Pour cette raison, la réforme progresse plus souvent par les méthodes de travail que par la modification de la Charte. Le Conseil peut tenir davantage de débats publics et associer la société civile. Il peut aussi améliorer les procédures de sanctions, inviter des intervenants, publier plus d’informations et partager les rôles de rédaction. Les changements de méthodes de travail améliorent la transparence sans répondre à la question politique centrale : qui a le droit de bloquer l’action collective ?

Conclusion

La puissance du Conseil de sécurité de l’ONU vient du lien entre droit international, autorité diplomatique et consentement des grandes puissances. Ses résolutions peuvent lier les États. Les décisions du Conseil peuvent aussi orienter le traitement de la guerre, des sanctions, du maintien de la paix et des crises de sécurité internationale. En même temps, sa structure préserve la hiérarchie de 1945. Cinq membres permanents disposent d’un veto qui peut empêcher l’action même lorsque la majorité du Conseil et une grande partie des membres de l’ONU y sont favorables.
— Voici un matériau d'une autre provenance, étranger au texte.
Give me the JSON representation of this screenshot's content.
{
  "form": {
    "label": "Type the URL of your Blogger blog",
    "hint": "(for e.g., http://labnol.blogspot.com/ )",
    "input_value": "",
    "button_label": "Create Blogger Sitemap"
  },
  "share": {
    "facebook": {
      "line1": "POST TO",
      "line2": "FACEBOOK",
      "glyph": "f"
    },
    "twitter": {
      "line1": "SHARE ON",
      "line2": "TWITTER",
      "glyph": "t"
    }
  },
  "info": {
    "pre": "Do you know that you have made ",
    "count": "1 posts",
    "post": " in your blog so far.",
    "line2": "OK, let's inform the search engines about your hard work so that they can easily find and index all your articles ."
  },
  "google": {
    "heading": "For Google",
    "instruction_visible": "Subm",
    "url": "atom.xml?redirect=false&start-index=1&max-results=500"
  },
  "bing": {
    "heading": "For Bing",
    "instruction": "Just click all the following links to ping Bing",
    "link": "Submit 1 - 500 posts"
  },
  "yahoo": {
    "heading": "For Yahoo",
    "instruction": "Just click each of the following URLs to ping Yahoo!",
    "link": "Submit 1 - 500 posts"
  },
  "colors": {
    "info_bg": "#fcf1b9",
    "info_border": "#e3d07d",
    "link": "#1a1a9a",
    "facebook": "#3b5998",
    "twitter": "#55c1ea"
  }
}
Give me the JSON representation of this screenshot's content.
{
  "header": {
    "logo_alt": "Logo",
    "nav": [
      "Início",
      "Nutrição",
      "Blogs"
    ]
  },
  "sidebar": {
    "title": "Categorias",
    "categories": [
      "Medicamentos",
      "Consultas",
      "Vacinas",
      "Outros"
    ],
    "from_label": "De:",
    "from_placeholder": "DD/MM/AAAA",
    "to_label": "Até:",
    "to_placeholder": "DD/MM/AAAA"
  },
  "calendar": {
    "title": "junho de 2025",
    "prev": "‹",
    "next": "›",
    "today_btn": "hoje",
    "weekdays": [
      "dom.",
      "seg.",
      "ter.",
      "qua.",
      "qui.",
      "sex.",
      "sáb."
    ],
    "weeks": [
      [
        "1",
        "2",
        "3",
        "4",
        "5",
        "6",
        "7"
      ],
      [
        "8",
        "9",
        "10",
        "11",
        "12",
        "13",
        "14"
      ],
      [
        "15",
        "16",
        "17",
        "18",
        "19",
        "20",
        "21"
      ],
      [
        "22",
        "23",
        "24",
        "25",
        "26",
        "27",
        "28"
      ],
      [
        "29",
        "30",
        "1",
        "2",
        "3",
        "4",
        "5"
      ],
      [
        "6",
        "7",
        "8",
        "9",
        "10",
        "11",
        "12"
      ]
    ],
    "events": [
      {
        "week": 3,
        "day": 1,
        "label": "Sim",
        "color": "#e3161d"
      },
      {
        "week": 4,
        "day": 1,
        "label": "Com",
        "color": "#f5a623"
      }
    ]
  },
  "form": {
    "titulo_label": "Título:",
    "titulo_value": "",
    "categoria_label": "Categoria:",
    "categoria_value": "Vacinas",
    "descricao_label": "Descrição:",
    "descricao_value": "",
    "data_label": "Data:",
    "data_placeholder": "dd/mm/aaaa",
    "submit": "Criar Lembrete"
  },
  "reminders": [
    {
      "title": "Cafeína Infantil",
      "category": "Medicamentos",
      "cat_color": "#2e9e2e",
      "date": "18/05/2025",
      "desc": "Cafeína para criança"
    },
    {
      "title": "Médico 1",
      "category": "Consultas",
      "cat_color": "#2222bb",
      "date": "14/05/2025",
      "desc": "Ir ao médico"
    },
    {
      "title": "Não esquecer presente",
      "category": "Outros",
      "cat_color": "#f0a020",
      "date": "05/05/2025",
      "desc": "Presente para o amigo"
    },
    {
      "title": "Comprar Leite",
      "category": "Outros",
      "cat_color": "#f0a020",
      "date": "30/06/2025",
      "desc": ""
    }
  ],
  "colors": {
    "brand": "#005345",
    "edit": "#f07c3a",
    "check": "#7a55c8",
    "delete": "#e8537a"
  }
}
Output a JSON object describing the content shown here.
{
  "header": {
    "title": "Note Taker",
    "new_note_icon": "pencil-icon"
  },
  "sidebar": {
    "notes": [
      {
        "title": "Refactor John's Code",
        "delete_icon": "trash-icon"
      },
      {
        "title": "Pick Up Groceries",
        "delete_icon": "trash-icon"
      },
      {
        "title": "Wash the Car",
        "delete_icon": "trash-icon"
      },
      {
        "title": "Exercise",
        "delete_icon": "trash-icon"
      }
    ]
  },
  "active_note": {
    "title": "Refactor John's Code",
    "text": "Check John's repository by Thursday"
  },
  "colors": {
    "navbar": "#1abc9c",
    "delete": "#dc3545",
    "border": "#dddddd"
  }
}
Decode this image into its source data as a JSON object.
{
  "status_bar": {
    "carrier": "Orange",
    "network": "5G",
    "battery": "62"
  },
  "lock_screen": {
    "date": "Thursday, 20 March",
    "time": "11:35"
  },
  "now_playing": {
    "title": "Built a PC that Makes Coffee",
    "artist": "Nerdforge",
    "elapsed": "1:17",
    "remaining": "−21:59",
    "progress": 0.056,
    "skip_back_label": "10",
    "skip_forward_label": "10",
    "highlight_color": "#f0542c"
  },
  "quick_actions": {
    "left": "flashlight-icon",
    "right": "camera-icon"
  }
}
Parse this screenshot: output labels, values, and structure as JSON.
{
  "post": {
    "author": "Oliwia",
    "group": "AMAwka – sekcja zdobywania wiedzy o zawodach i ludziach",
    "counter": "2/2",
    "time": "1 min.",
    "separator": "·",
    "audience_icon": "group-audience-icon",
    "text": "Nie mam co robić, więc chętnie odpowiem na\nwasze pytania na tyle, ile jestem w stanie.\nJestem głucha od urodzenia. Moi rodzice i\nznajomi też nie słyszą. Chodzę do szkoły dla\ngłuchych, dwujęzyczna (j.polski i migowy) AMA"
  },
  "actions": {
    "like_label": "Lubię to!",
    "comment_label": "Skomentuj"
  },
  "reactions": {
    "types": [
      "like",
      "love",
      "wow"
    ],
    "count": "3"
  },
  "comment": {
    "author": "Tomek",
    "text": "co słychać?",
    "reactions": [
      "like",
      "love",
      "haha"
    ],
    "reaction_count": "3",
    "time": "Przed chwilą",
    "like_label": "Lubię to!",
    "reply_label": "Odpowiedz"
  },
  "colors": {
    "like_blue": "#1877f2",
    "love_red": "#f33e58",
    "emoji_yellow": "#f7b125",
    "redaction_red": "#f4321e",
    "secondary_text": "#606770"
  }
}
Le veto maintient les grandes puissances dans le système de l’ONU, tout en leur permettant de rendre l’action collective sélective. La réforme pourrait rendre le Conseil plus représentatif, plus transparent ou plus encadré, mais les réformes les plus profondes exigent le consentement des États qui bénéficient le plus des règles actuelles. Le Conseil de sécurité reste pertinent parce qu’aucun autre organe de l’ONU ne possède la même autorité. Il demeure toutefois contesté, car cette autorité s’exerce de façon inégale selon les logiques de puissance.